Since 1959, a partnership has been in place between the EYN and Mission 21 (the Basel Mission at that time). The headquarters of the church's leadership is located in Kwarhi, Adamawa State. For this reason, the EYN's expansion focuses primarily on the mainly rural north-eastern part of the country, from Maiduguri on the border with Cameroon as far as Biu and Yola. From there, the church has gradually extended its sphere of influence to include the large cities as well. EYN congregations have formed in the cities of Abuja, Jos, Kano and Lagos, among others. They now represent an important source of financial support for the church. With more than one million members, the EYN is the largest national body of the Church of the Brethren anywhere in the world.

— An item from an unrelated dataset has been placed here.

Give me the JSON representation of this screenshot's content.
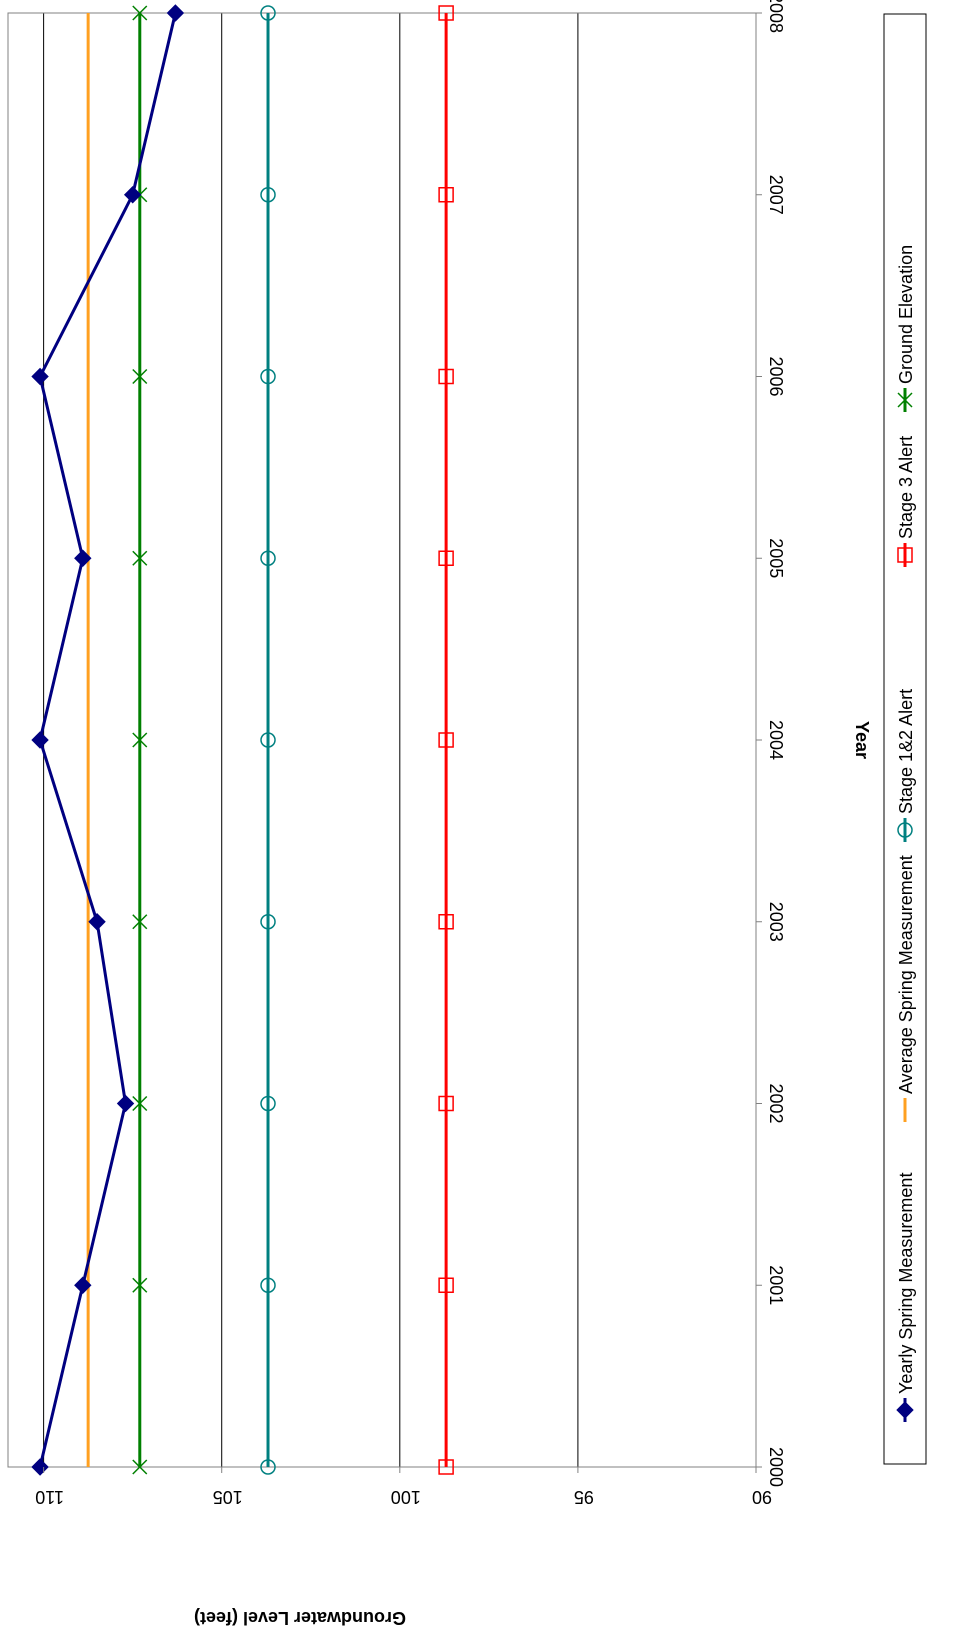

Since the mid-1980s, Nigeria has been afflicted by a persistent and severe economic crisis. Given this background, the facilities offered by the government are inadequate – not least in the healthcare and educational sectors. The churches make up for these shortcomings in many places, so the EYN has also become an important part of Nigeria's social system. Nowadays, the church works actively in diverse areas and it receives support from Mission 21 in various fields. These activities include the operation of several educational facilities such as the Kulp Theological Seminary (KTS), the Theological Education by Extension (TEE) programme for adults, a literacy programme, work with women, a programme to combat HIV/AIDS and an Integrated Community-Based Development Programme (ICBDP). In addition, Mission 21 provides support for the EYN in its interfaith dialogue with Nigeria's Muslim population, as part of its peace work. The major tensions between Christians and Muslims in Nigeria – especially in the north-east of the country – give this work added relevance. The EYN occupies a special position amid these tensions, given that it is impacted more severely by the agenda of violence perpetrated by the Boko Haram terrorist militia than any other church in Nigeria. The church even had to temporarily relocate its headquarters to the city of Jos. In August 2016, the church's central institutions were able to return to their original headquarters at Kwarhi, from where the EYN still maintains its commitment to peace and development today.